Ignoraba que ante lo que se enfrentó era 
un pueblo desesperado, y con razón, porque nadie le ayudó cuando lo 
necesitaba salvo el esfuerzo de los voluntarios y el testimonio de los 
reporteros que daban fe de que a ningún representante del Estado había 
acudido a ayudar a hombres y mujeres, desde ancianos a menores de edad, 
que defendían sus vidas y sus propiedades victimas ahora de la 
imprevisión y la especulación de muchos años. No se deben permitir y 
mucho menos aplaudir los desórdenes públicos. 

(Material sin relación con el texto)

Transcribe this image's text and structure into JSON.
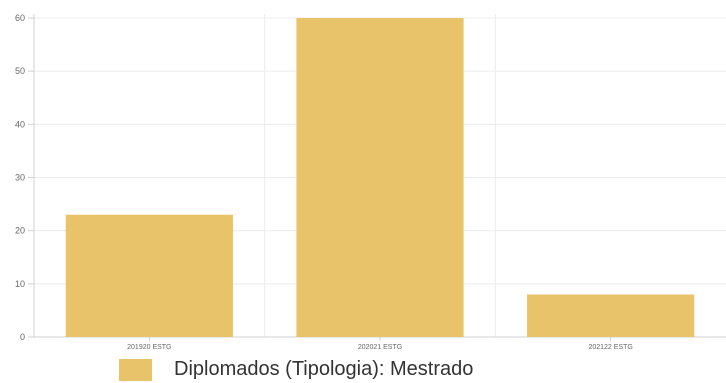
{
  "chart_data": {
    "type": "bar",
    "categories": [
      "201920 ESTG",
      "202021 ESTG",
      "202122 ESTG"
    ],
    "series": [
      {
        "name": "Diplomados (Tipologia): Mestrado",
        "values": [
          23,
          60,
          8
        ],
        "color": "#e8c36a"
      }
    ],
    "ylim": [
      0,
      60
    ],
    "yticks": [
      "0",
      "10",
      "20",
      "30",
      "40",
      "50",
      "60"
    ],
    "grid": true,
    "legend_position": "bottom"
  }
}
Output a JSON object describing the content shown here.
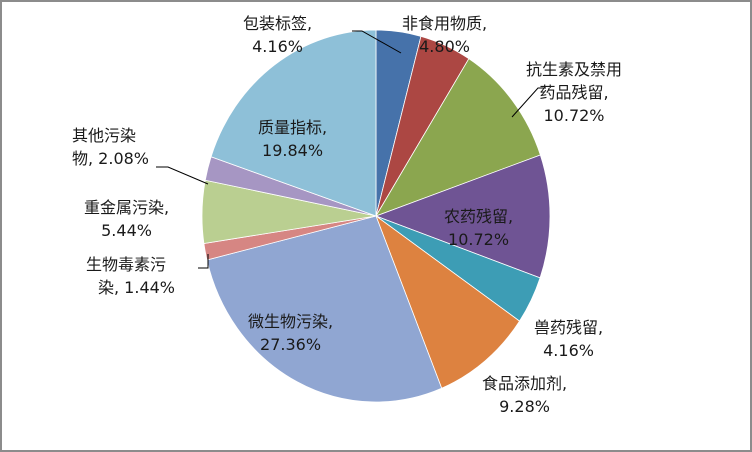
{
  "chart_data": {
    "type": "pie",
    "title": "",
    "label_format": "{category}, {value}%",
    "start_angle": "12 o'clock, clockwise",
    "legend": "none (data labels on/around slices)",
    "categories": [
      "包装标签",
      "非食用物质",
      "抗生素及禁用药品残留",
      "农药残留",
      "兽药残留",
      "食品添加剂",
      "微生物污染",
      "生物毒素污染",
      "重金属污染",
      "其他污染物",
      "质量指标"
    ],
    "values": [
      4.16,
      4.8,
      10.72,
      10.72,
      4.16,
      9.28,
      27.36,
      1.44,
      5.44,
      2.08,
      19.84
    ],
    "colors": [
      "#4672AA",
      "#AC4743",
      "#8BA64F",
      "#6F5494",
      "#3D9DB5",
      "#DD8240",
      "#90A6D2",
      "#D68683",
      "#BACF91",
      "#A696C3",
      "#8EC0D8"
    ],
    "unit": "%"
  },
  "labels": [
    {
      "line1": "包装标签,",
      "line2": "4.16%"
    },
    {
      "line1": "非食用物质,",
      "line2": "4.80%"
    },
    {
      "line1": "抗生素及禁用",
      "line2": "药品残留,",
      "line3": "10.72%"
    },
    {
      "line1": "农药残留,",
      "line2": "10.72%"
    },
    {
      "line1": "兽药残留,",
      "line2": "4.16%"
    },
    {
      "line1": "食品添加剂,",
      "line2": "9.28%"
    },
    {
      "line1": "微生物污染,",
      "line2": "27.36%"
    },
    {
      "line1": "生物毒素污",
      "line2": "染, 1.44%"
    },
    {
      "line1": "重金属污染,",
      "line2": "5.44%"
    },
    {
      "line1": "其他污染",
      "line2": "物, 2.08%"
    },
    {
      "line1": "质量指标,",
      "line2": "19.84%"
    }
  ]
}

Pero ayer todos vimos que 
el rey de España, Jefe del Estado, y la reina Letizia dieron una lección
 de ciudadanía y saber hacer a un jefe del Ejecutivo que huyó de la 
plebe porque la plebe no le aplaudía. Su declaración, como siempre 
impermeable a las preguntas de los periodistas, puso de relieve la falta
 de empatía que este gobernante tiene con su pueblo, su arrogancia y su 
desvergüenza que están aniquilando la historia y el esfuerzo de millones
 de antiguos electores socialistas. 
Mirándole a la cara no puede uno 
menos de exclamar lo que ya dijera de la II República don José Ortega y Gasset: «No es esto, no es esto». Porque esto parece más bien un monigote. Si fuera así, citando de nuevo a Machado recordaré que un
 hombre público debe fidelidad a su propia máscara, pero debe procurar 
que no sea tan rígida e impermeable que le sofoque el rostro. Porque más
 tarde o más temprano tendrá que dar la cara.
 
(*) Periodista, ex director de El País (1976-1988) y ex presidente del Grupo Prisa (2012-2018).